İbâdet mekânının kıble duvarındaki mihrap, Selçuklu çağının en çarpıcı örneklerinden birini oluşturmaktadır. Turkuaz ve patlıcan moru renkli çini mozaikler ile alçının birarada kullanıldığı mihrap, farklı genişlik ve profillerdeki silme ve bordürlerle yanlardan ve üstten dikdörtgen çerçeve içine alınmış anıtsal bir tasarımdır. Beş kenarlı mihrap nişi, çan tipi başlıklara sahip ve ajur tekniğinde bitkisel desenlerin işlendiği silindirik iki sütunce üzerinde yükselen altı sıra mukarnaslı kavsarayla örtülüdür. Mihrap nişinde turkuaz ve patlıcan moru renkli çini mozaik ve alçı oyma ile girift bir bezeme yer alır. Mihrabın alınlığındaki madalyon, turkuaz ve patlıcan moru renkli çini mozaiklerin gömülü olduğu yüksek kabartma alçı bezemesiyle sıradışı bir tasarımdır.
Mihrabın üst çerçevesi üzerine enli bir kuşak halinde yerleştirilmiş akroteri üzerindeki girift desenler arasında uzanan kıvrımlı bir şerit, pullu gövdesiyle stilize edilmiş ejder figürüne benzetilmiştir.
Mihrabın batı kanadındaki ceviz minber, çakma ve taklit kündekârî tekniğiyle yapılmış Selçuklu çağının en dikkat çekici örneklerinden biridir. Geometrik kafesi oluşturan çokgen, yıldız ve eşkenar dörtgen formlu ara bölmelere oyma olarak girift bitkisel motifler işlenmiştir; bazı desenlerin boyalı olması dikkat çekicidir.

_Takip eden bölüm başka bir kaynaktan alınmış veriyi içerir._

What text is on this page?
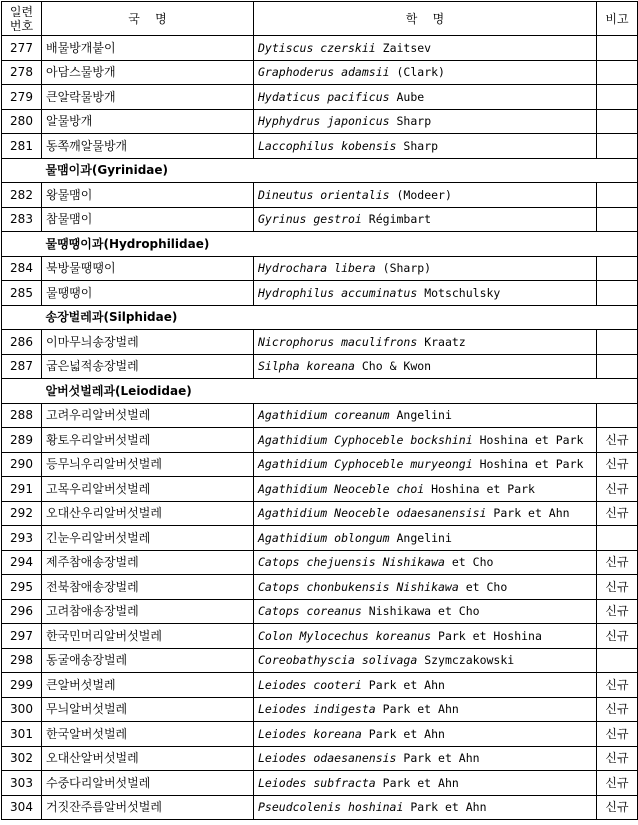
일련
번호	국    명	학    명	비고
277	배물방개붙이	Dytiscus czerskii Zaitsev	
278	아담스물방개	Graphoderus adamsii (Clark)	
279	큰알락물방개	Hydaticus pacificus Aube	
280	알물방개	Hyphydrus japonicus Sharp	
281	동쪽깨알물방개	Laccophilus kobensis Sharp	
	물맴이과(Gyrinidae)		
282	왕물맴이	Dineutus orientalis (Modeer)	
283	참물맴이	Gyrinus gestroi Régimbart	
	물땡땡이과(Hydrophilidae)		
284	북방물땡땡이	Hydrochara libera (Sharp)	
285	물땡땡이	Hydrophilus accuminatus Motschulsky	
	송장벌레과(Silphidae)		
286	이마무늬송장벌레	Nicrophorus maculifrons Kraatz	
287	굽은넓적송장벌레	Silpha koreana Cho & Kwon	
	알버섯벌레과(Leiodidae)		
288	고려우리알버섯벌레	Agathidium coreanum Angelini	
289	황토우리알버섯벌레	Agathidium Cyphoceble bockshini Hoshina et Park	신규
290	등무늬우리알버섯벌레	Agathidium Cyphoceble muryeongi Hoshina et Park	신규
291	고목우리알버섯벌레	Agathidium Neoceble choi Hoshina et Park	신규
292	오대산우리알버섯벌레	Agathidium Neoceble odaesanensisi Park et Ahn	신규
293	긴눈우리알버섯벌레	Agathidium oblongum Angelini	
294	제주참애송장벌레	Catops chejuensis Nishikawa et Cho	신규
295	전북참애송장벌레	Catops chonbukensis Nishikawa et Cho	신규
296	고려참애송장벌레	Catops coreanus Nishikawa et Cho	신규
297	한국민머리알버섯벌레	Colon Mylocechus koreanus Park et Hoshina	신규
298	동굴애송장벌레	Coreobathyscia solivaga Szymczakowski	
299	큰알버섯벌레	Leiodes cooteri Park et Ahn	신규
300	무늬알버섯벌레	Leiodes indigesta Park et Ahn	신규
301	한국알버섯벌레	Leiodes koreana Park et Ahn	신규
302	오대산알버섯벌레	Leiodes odaesanensis Park et Ahn	신규
303	수중다리알버섯벌레	Leiodes subfracta Park et Ahn	신규
304	거짓잔주름알버섯벌레	Pseudcolenis hoshinai Park et Ahn	신규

Minberin yan aynalığı üzerindeki Arapça kitâbeden, caminin, Selçuklu Sultanı II. Gıyâseddîn Mesud zamanında “fütüvvet ve mürüvvet sahibi kardeşler” tarafından 1289/90 yılında inşa ettirildiği anlaşılmaktadır. Kitâbede yazılı Ahi kardeşlerin, aynı zamanda Ahi Şerefeddîn’in babası ve amcası olan Hüsâmeddîn ve Hasaneddîn adlı iki kardeş olduğu öne sürülmüştür.
Minber korkuluğu üzerindeki bir diğer kitâbeden ise, ustasının “Neccar Muhammed bin Ebubekir” olduğu anlaşılmaktadır.
Caminin inşa kitâbesi yoktur; batı kapısının güney kanadında ve duvar örgüsü içinde kullanılmış bir kitâbe parçası üzerindeki yazıdan, bânîsinin Seyfeddîn Çaşnigîr olduğu ve caminin de 13. yüzyılın başlarında inşa edildiği düşünülmüş; mihrap ve minber gibi donatıları da 13. yüzyıl sonunda camide gerçekleştirilen tâmirle ilişkilendirilmiştir. Buna karşılık, duvar örgüsü içindeki kitâbe parçasının, bir mezartaşına âit olup camide gerçekleştirilen tâmirler sırasında devşirme bir yapı elemanı olarak kullanılmış olduğu ve ahşap minber üzerindeki kitâbede yazılı olduğu gibi caminin de 1289/90 yılında inşa edildiği anlaşılmıştır.